Nearly 60 years ago crystallographic patterns were all the rage
From atoms to patterns: Crystal structure designs from the 1951 Festival of Britain
Shepton Beauchamp, UK: Richard Dennis 2008 | 124 pp | ?20.00 (HB) ISBN 9780955374111Reviewed by Tony Onyett
In 1946, Helen Megaw, a crystallographer from Birkbeck College, London, suggested to Marcus Brumwell, director of the Design Research Unit, that designers of wallpapers and fabrics could find inspiration in the patterns made available by x-ray crystallography, including x-ray diffraction photographs, electron density and Patterson maps and diagrams of atomic structures. Megaw was able to see the design possibilities inherent in the symmetrical, repeating yet almost abstract patterns of crystallography.

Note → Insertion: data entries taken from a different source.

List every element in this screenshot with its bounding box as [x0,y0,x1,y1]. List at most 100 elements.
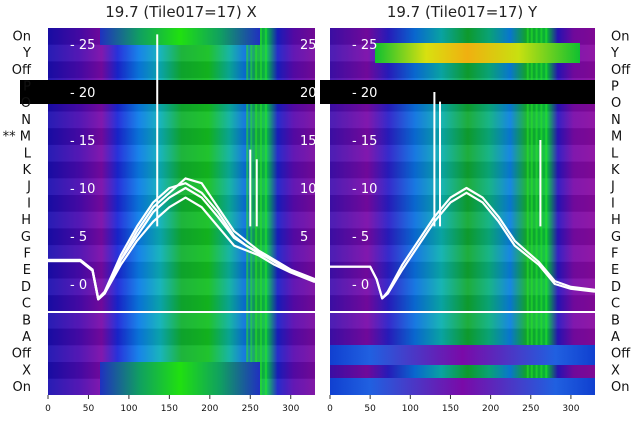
y-tick-label: - 5 [70,230,87,245]
row-label: H [21,213,31,228]
x-tick-label: 0 [327,404,333,414]
heatmap-row-band [48,144,315,162]
heatmap-row-band [48,111,315,129]
row-label: Off [611,63,631,78]
heatmap-streak [526,28,529,395]
heatmap-row-band [48,178,315,195]
y-tick-label: - 15 [70,134,95,149]
y-tick-labels-y: - 0 - 5 - 10 - 15 - 20 - 25 [352,38,377,293]
heatmap-row-band [330,328,595,346]
row-label: A [22,330,31,345]
row-label: Y [610,46,619,61]
row-label: F [611,246,618,261]
row-label: On [13,380,31,395]
y-tick-label: - 0 [70,278,87,293]
y-tick-label-echo: 15 [300,134,317,149]
row-label: I [611,196,615,211]
heatmap-row-band [330,295,595,312]
heatmap-row-band [330,311,595,329]
row-label: L [611,146,619,161]
row-label: J [26,180,31,195]
row-label: G [21,230,31,245]
heatmap-y-on-bottom [330,378,595,395]
heatmap-row-band [330,178,595,195]
x-tick-label: 100 [120,404,137,414]
x-tick-label: 100 [402,404,419,414]
line-series-x [48,34,316,301]
heatmap-row-band [48,228,315,246]
y-tick-label: - 5 [352,230,369,245]
x-tick-label: 150 [442,404,459,414]
y-tick-label: - 25 [70,38,95,53]
heatmap-row-band [330,128,595,145]
row-label: C [611,297,620,312]
heatmap-row-band [330,28,595,45]
row-label: ** M [3,130,31,145]
panel-x: - 0 - 5 - 10 - 15 - 20 - 25 25 20 15 10 5 0 50 100 15… [3,3,317,414]
heatmap-row-band [48,44,315,62]
y-tick-label-echo: 10 [300,182,317,197]
row-label: X [611,363,620,378]
line-series-path [330,186,596,300]
y-tick-label-echo: 20 [300,86,317,101]
heatmap-row-band [330,161,595,179]
row-label: P [23,79,31,94]
row-label: G [611,230,621,245]
y-tick-labels-x: - 0 - 5 - 10 - 15 - 20 - 25 25 20 15 10 5 [70,38,317,293]
heatmap-streak [530,28,533,395]
row-label: K [22,163,31,178]
heatmap-row-band [330,228,595,246]
row-label: Y [22,46,31,61]
heatmap-streak [246,28,249,395]
heatmap-row-band [48,311,315,329]
x-tick-label: 200 [201,404,218,414]
heatmap-row-band [48,161,315,179]
heatmap-row-band [330,211,595,229]
y-tick-label: - 0 [352,278,369,293]
heatmap-row-band [330,278,595,296]
heatmap-row-band [48,211,315,229]
y-tick-label: - 25 [352,38,377,53]
y-tick-label-echo: 5 [300,230,308,245]
heatmap-x-on-top [100,28,260,45]
heatmap-x-saturated-row [20,80,315,104]
y-tick-label: - 10 [70,182,95,197]
x-tick-label: 300 [562,404,579,414]
row-label: N [21,113,31,128]
row-label: H [611,213,621,228]
y-tick-label: - 20 [352,86,377,101]
row-label: Off [12,63,32,78]
row-label: K [611,163,620,178]
panel-y: - 0 - 5 - 10 - 15 - 20 - 25 0 50 100 150 200 250 30… [320,3,631,414]
row-label: E [23,263,31,278]
row-label: B [22,313,31,328]
heatmap-streak [545,28,548,395]
heatmap-row-band [330,144,595,162]
row-label: Off [12,347,32,362]
x-tick-label: 250 [242,404,259,414]
heatmap-row-band [330,362,595,379]
heatmap-row-band [330,61,595,79]
line-series-y [330,92,596,300]
heatmap-streak [259,28,262,395]
x-tick-label: 250 [522,404,539,414]
heatmap-y-off-bottom [330,345,595,365]
x-tick-label: 200 [482,404,499,414]
row-label: D [611,280,621,295]
x-tick-label: 0 [45,404,51,414]
heatmap-row-band [48,328,315,346]
heatmap-row-band [330,261,595,279]
row-label: J [610,180,615,195]
heatmap-row-band [48,345,315,362]
heatmap-row-band [48,278,315,296]
x-tick-labels-x: 0 50 100 150 200 250 300 [45,395,300,414]
x-tick-labels-y: 0 50 100 150 200 250 300 [327,395,580,414]
chart-title-y: 19.7 (Tile017=17) Y [387,3,538,21]
heatmap-row-band [48,245,315,262]
row-label: B [611,313,620,328]
x-tick-label: 300 [282,404,299,414]
row-label: N [611,113,621,128]
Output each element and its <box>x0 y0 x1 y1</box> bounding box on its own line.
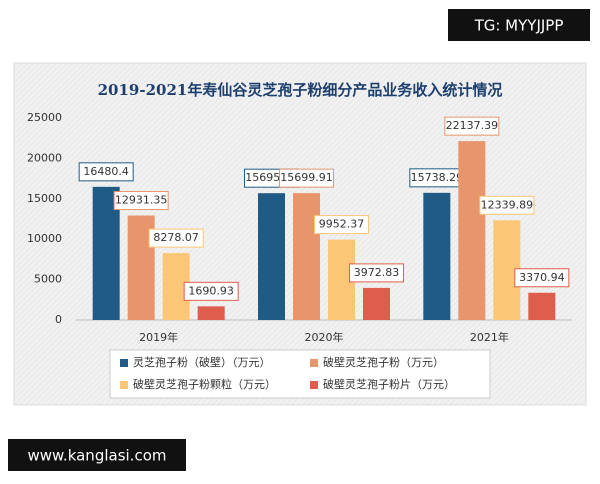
top-badge-text: TG: MYYJJPP <box>474 17 564 35</box>
value-label-box <box>349 263 404 283</box>
x-tick-label: 2021年 <box>470 330 509 344</box>
value-label-box <box>479 195 535 215</box>
value-label: 3972.83 <box>354 266 400 279</box>
value-label: 12931.35 <box>115 194 168 207</box>
legend-box <box>109 349 491 399</box>
value-label: 15699.91 <box>280 171 333 184</box>
value-label-box <box>148 228 204 248</box>
x-tick-label: 2019年 <box>139 330 178 344</box>
bar <box>458 141 486 320</box>
bottom-badge-text: www.kanglasi.com <box>28 447 167 465</box>
x-tick-label: 2020年 <box>305 330 344 344</box>
value-label-box <box>314 215 369 235</box>
bar <box>258 193 285 320</box>
value-label: 3370.94 <box>519 271 565 284</box>
legend-label: 破壁灵芝孢子粉颗粒（万元） <box>133 377 276 391</box>
y-tick-label: 0 <box>55 313 62 326</box>
legend-swatch <box>310 381 318 389</box>
value-label: 16480.4 <box>83 165 129 178</box>
value-label: 12339.89 <box>481 198 534 211</box>
legend-label: 破壁灵芝孢子粉（万元） <box>323 355 444 369</box>
chart-title: 2019-2021年寿仙谷灵芝孢子粉细分产品业务收入统计情况 <box>98 81 503 99</box>
value-label-box <box>78 162 134 182</box>
legend-swatch <box>310 359 318 367</box>
value-label: 9952.37 <box>319 218 365 231</box>
value-label: 15738.29 <box>411 171 464 184</box>
value-label-box <box>183 281 239 301</box>
top-badge <box>448 9 590 41</box>
legend-label: 灵芝孢子粉（破壁）（万元） <box>133 355 271 369</box>
bar <box>293 193 320 320</box>
bar <box>528 292 556 320</box>
value-label: 1690.93 <box>188 284 234 297</box>
y-tick-label: 20000 <box>27 151 62 164</box>
y-tick-label: 15000 <box>27 192 62 205</box>
y-tick-label: 25000 <box>27 111 62 124</box>
value-label-box <box>444 116 500 136</box>
bar <box>423 192 451 320</box>
legend-swatch <box>120 381 128 389</box>
value-label: 22137.39 <box>446 119 499 132</box>
value-label-box <box>279 168 334 188</box>
value-label-box <box>514 268 570 288</box>
bar <box>197 306 225 320</box>
legend-label: 破壁灵芝孢子粉片（万元） <box>323 377 455 391</box>
value-label-box <box>113 191 169 211</box>
legend-swatch <box>120 359 128 367</box>
y-tick-label: 10000 <box>27 232 62 245</box>
y-tick-label: 5000 <box>34 273 62 286</box>
value-label: 8278.07 <box>153 231 199 244</box>
bar <box>363 287 390 320</box>
bottom-badge <box>8 439 186 471</box>
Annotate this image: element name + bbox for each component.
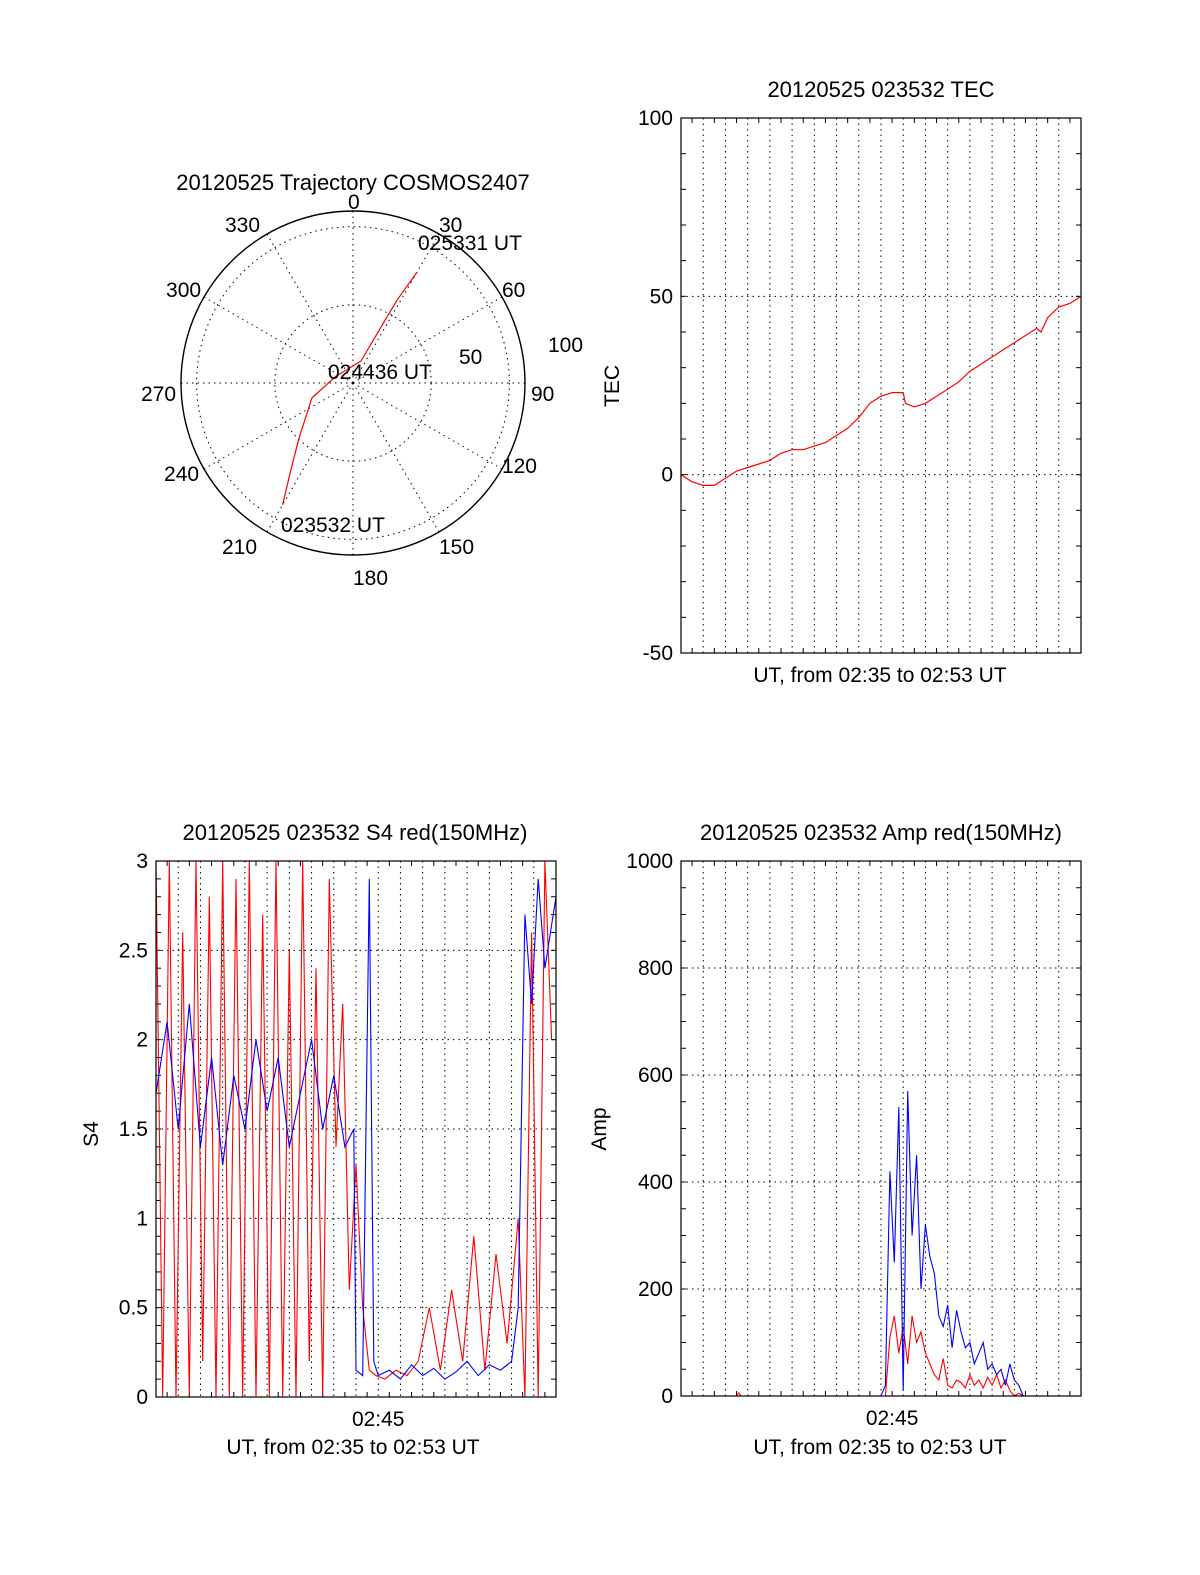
polar-angle-label-210: 210 (222, 536, 257, 559)
polar-spoke-300 (203, 296, 354, 384)
polar-spoke-240 (203, 382, 354, 470)
tec-y-tick-label: 50 (650, 285, 673, 308)
amp-blue-series-line (681, 1090, 1081, 1397)
polar-spoke-150 (352, 382, 440, 533)
polar-end-time-label: 025331 UT (418, 232, 522, 255)
polar-spoke-60 (352, 296, 503, 384)
tec-y-tick-label: 100 (638, 107, 673, 130)
polar-title: 20120525 Trajectory COSMOS2407 (176, 170, 529, 195)
amp-red-series-line (681, 1315, 1081, 1397)
s4-x-tick-label: 02:45 (352, 1408, 405, 1431)
tec-x-axis-label: UT, from 02:35 to 02:53 UT (753, 664, 1006, 687)
s4-x-axis-label: UT, from 02:35 to 02:53 UT (226, 1436, 479, 1459)
polar-angle-label-0: 0 (348, 191, 360, 214)
amp-y-tick-label: 0 (661, 1385, 673, 1408)
polar-angle-label-300: 300 (166, 279, 201, 302)
tec-title: 20120525 023532 TEC (767, 77, 994, 102)
polar-ring-100 (196, 226, 510, 540)
s4-y-axis-label: S4 (80, 1121, 103, 1147)
polar-angle-label-150: 150 (439, 536, 474, 559)
polar-radial-label-50: 50 (459, 346, 482, 369)
s4-y-tick-label: 1.5 (119, 1118, 148, 1141)
polar-angle-label-60: 60 (502, 279, 525, 302)
amp-y-tick-label: 600 (638, 1064, 673, 1087)
tec-grid (681, 118, 1081, 653)
s4-blue-series-line (155, 878, 557, 1380)
polar-spoke-120 (352, 382, 503, 470)
tec-y-axis-label: TEC (601, 365, 624, 407)
polar-spoke-30 (352, 233, 440, 384)
s4-y-tick-label: 0 (136, 1386, 148, 1409)
polar-spoke-330 (266, 233, 354, 384)
polar-spoke-210 (266, 382, 354, 533)
polar-mid-time-label: 024436 UT (328, 361, 432, 384)
polar-panel: 20120525 Trajectory COSMOS2407 0 30 60 90 12… (141, 170, 583, 590)
amp-panel: 20120525 023532 Amp red(150MHz) 0 200 400 6… (588, 820, 1082, 1459)
s4-y-tick-label: 0.5 (119, 1297, 148, 1320)
s4-x-tick-labels: 02:45 (352, 1408, 405, 1431)
s4-title: 20120525 023532 S4 red(150MHz) (183, 820, 528, 845)
polar-grid (181, 211, 525, 555)
polar-trajectory-line (282, 271, 418, 506)
tec-panel: 20120525 023532 TEC -50 0 50 100 TEC UT, fr… (601, 77, 1082, 687)
polar-start-time-label: 023532 UT (281, 514, 385, 537)
tec-plot-frame (680, 117, 1082, 654)
amp-grid (681, 861, 1081, 1396)
tec-y-tick-label: 0 (661, 464, 673, 487)
polar-angle-label-240: 240 (164, 463, 199, 486)
s4-y-tick-label: 2.5 (119, 939, 148, 962)
polar-angle-label-330: 330 (225, 214, 260, 237)
polar-angle-label-90: 90 (531, 383, 554, 406)
polar-angle-labels: 0 30 60 90 120 150 180 210 240 270 300 330 (141, 191, 554, 590)
amp-y-tick-labels: 0 200 400 600 800 1000 (626, 850, 673, 1408)
s4-panel: 20120525 023532 S4 red(150MHz) 0 0.5 1 1.5 2… (80, 820, 557, 1459)
tec-series-line (680, 295, 1082, 486)
amp-minor-ticks (681, 860, 1081, 1397)
s4-y-tick-label: 3 (136, 850, 148, 873)
amp-y-axis-label: Amp (588, 1107, 611, 1150)
amp-plot-frame (680, 860, 1082, 1397)
s4-red-series-line (155, 860, 553, 1398)
polar-angle-label-270: 270 (141, 383, 176, 406)
amp-x-axis-label: UT, from 02:35 to 02:53 UT (753, 1436, 1006, 1459)
s4-grid (156, 861, 556, 1397)
s4-y-tick-label: 1 (136, 1207, 148, 1230)
polar-angle-label-30: 30 (439, 214, 462, 237)
polar-radial-label-100: 100 (548, 334, 583, 357)
amp-y-tick-label: 800 (638, 957, 673, 980)
amp-y-tick-label: 200 (638, 1278, 673, 1301)
polar-angle-label-120: 120 (502, 455, 537, 478)
s4-y-tick-labels: 0 0.5 1 1.5 2 2.5 3 (119, 850, 148, 1409)
tec-minor-ticks (681, 117, 1081, 654)
tec-y-tick-label: -50 (643, 642, 673, 665)
polar-angle-label-180: 180 (353, 567, 388, 590)
amp-y-tick-label: 1000 (626, 850, 673, 873)
tec-y-tick-labels: -50 0 50 100 (638, 107, 673, 665)
amp-title: 20120525 023532 Amp red(150MHz) (700, 820, 1062, 845)
amp-y-tick-label: 400 (638, 1171, 673, 1194)
amp-x-tick-label: 02:45 (866, 1407, 919, 1430)
amp-x-tick-labels: 02:45 (866, 1407, 919, 1430)
s4-y-tick-label: 2 (136, 1029, 148, 1052)
s4-plot-frame (155, 860, 557, 1398)
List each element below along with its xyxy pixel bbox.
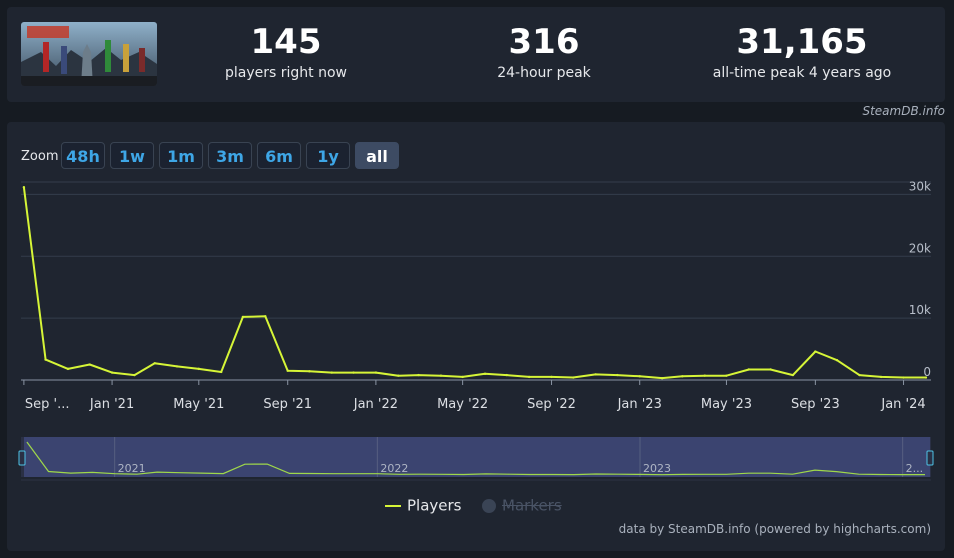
legend-players-label: Players	[407, 496, 462, 515]
players-chart: 0 10k 20k 30k Sep '... Jan '21 May '21 Sep '21…	[18, 179, 934, 481]
players-data-point	[638, 375, 641, 378]
players-data-point	[527, 375, 531, 379]
players-data-point	[153, 362, 156, 365]
players-data-point	[220, 370, 223, 374]
legend-markers-swatch	[482, 498, 496, 513]
players-data-point	[703, 374, 706, 377]
x-tick-label: Jan '22	[353, 397, 398, 412]
zoom-6m-button[interactable]: 6m	[257, 142, 301, 169]
players-data-point	[66, 367, 70, 371]
24h-peak-label: 24-hour peak	[497, 65, 591, 81]
steamdb-credit-link[interactable]: SteamDB.info	[862, 104, 945, 118]
legend-markers-label: Markers	[502, 496, 562, 515]
players-data-point	[352, 371, 355, 374]
stats-bar: 145 players right now 316 24-hour peak 3…	[7, 7, 945, 102]
zoom-3m-button[interactable]: 3m	[208, 142, 252, 169]
x-tick-label: Jan '21	[89, 397, 134, 412]
players-data-point	[44, 358, 47, 361]
navigator-series-line	[26, 441, 925, 476]
all-time-peak-label: all-time peak 4 years ago	[712, 65, 892, 81]
zoom-all-button[interactable]: all	[355, 142, 399, 169]
zoom-1m-button[interactable]: 1m	[159, 142, 203, 169]
players-data-point	[417, 373, 420, 377]
players-data-point	[550, 375, 553, 379]
current-players-value: 145	[250, 22, 322, 62]
players-data-point	[924, 376, 928, 379]
y-tick-label: 20k	[909, 241, 931, 255]
players-data-point	[286, 369, 289, 372]
navigator-year-label: 2022	[380, 462, 408, 475]
x-tick-label: Sep '21	[263, 397, 312, 412]
players-data-point	[505, 373, 508, 377]
24h-peak-value: 316	[508, 22, 580, 62]
y-tick-label: 30k	[909, 179, 931, 193]
x-tick-label: May '22	[437, 397, 488, 412]
navigator-right-handle[interactable]	[926, 450, 934, 466]
x-tick-label: Sep '23	[791, 397, 840, 412]
x-tick-label: May '21	[173, 397, 224, 412]
navigator-selection[interactable]	[24, 437, 930, 477]
current-players-label: players right now	[225, 65, 347, 81]
players-data-point	[616, 373, 619, 377]
game-thumbnail[interactable]	[21, 22, 157, 86]
zoom-1y-button[interactable]: 1y	[306, 142, 350, 169]
navigator-year-label: 2021	[118, 462, 146, 475]
players-data-point	[725, 374, 728, 377]
x-tick-label: Jan '23	[617, 397, 662, 412]
players-data-point	[330, 371, 334, 374]
all-time-peak-value: 31,165	[736, 22, 868, 62]
legend-markers[interactable]: Markers	[482, 496, 562, 515]
game-thumbnail-art	[21, 22, 157, 86]
players-data-point	[483, 372, 487, 376]
y-tick-label: 10k	[909, 303, 931, 317]
players-data-point	[902, 376, 905, 379]
players-series-line	[22, 187, 926, 380]
players-data-point	[594, 373, 597, 376]
players-data-point	[461, 375, 464, 379]
players-data-point	[858, 373, 861, 377]
navigator-year-label: 2023	[643, 462, 671, 475]
players-data-point	[769, 368, 772, 371]
x-tick-label: May '23	[701, 397, 752, 412]
players-data-point	[439, 374, 443, 377]
navigator-year-label: 2...	[906, 462, 924, 475]
stat-all-time-peak: 31,165 all-time peak 4 years ago	[697, 21, 907, 83]
zoom-1w-button[interactable]: 1w	[110, 142, 154, 169]
stat-current-players: 145 players right now	[206, 21, 366, 83]
players-data-point	[572, 376, 575, 379]
players-data-point	[175, 365, 179, 368]
legend-players[interactable]: Players	[385, 496, 462, 515]
players-data-point	[747, 368, 751, 371]
zoom-48h-button[interactable]: 48h	[61, 142, 105, 169]
players-data-point	[88, 363, 91, 366]
players-data-point	[133, 373, 136, 377]
players-data-point	[264, 315, 267, 318]
navigator-scrollbar[interactable]	[21, 479, 931, 481]
players-data-point	[308, 370, 311, 373]
zoom-label: Zoom	[21, 149, 59, 164]
chart-panel: Zoom 48h 1w 1m 3m 6m 1y all 0 10k 20k 30k S…	[7, 122, 945, 551]
x-tick-label: Jan '24	[880, 397, 925, 412]
players-data-point	[22, 185, 26, 189]
players-data-point	[374, 371, 378, 374]
players-data-point	[660, 376, 664, 380]
players-data-point	[681, 375, 684, 378]
players-data-point	[197, 367, 201, 371]
navigator-left-handle[interactable]	[18, 450, 26, 466]
players-data-point	[835, 359, 839, 362]
x-tick-label: Sep '22	[527, 397, 576, 412]
y-tick-label: 0	[923, 365, 931, 379]
players-data-point	[791, 373, 795, 377]
x-tick-label: Sep '...	[25, 397, 70, 412]
highcharts-credit-link[interactable]: data by SteamDB.info (powered by highcha…	[618, 522, 931, 536]
players-data-point	[814, 350, 817, 353]
players-data-point	[879, 375, 883, 379]
players-data-point	[397, 374, 400, 377]
players-data-point	[241, 315, 245, 319]
players-data-point	[110, 371, 114, 374]
stat-24h-peak: 316 24-hour peak	[464, 21, 624, 83]
legend-players-swatch	[385, 504, 401, 507]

Five years later, at the Festival of Britain in 1951, Megaw’s ideas came to fruition. The Festival Pattern Group, championed by Mark Hartland Thomas of the Council of Industrial Design, used diagrams of atomic structures as patterns for such everyday objects as wallpaper, fabrics, ceramics, upholstery, ties and glassware.
This beautifully illustrated book was published in conjunction with the recent ’From atoms to patterns’ exhibition at the Wellcome Collection in London, UK. It gives a brief account of the work of the Festival Pattern Group, including a reproduction of the original Souvenir book of crystal designs published in 1951.
The main part of the book consists of a fully illustrated catalogue of the manufacturers and designs of the Festival Pattern Group, and this is followed by transcripts of Helen Megaw documents on pattern in crystal structure diagrams, and an A to Z of crystal structures including minerals like beryl and china clay and proteins like insulin, myoglobin and haemoglobin.
Finally there is a collection of brief biographies of the crystallographers behind the designs, including such famous names as J D Bernal, Max Perutz, John Kendrew, W H and W L Bragg and Dorothy Hodgkin, in addition to Helen Megraw herself.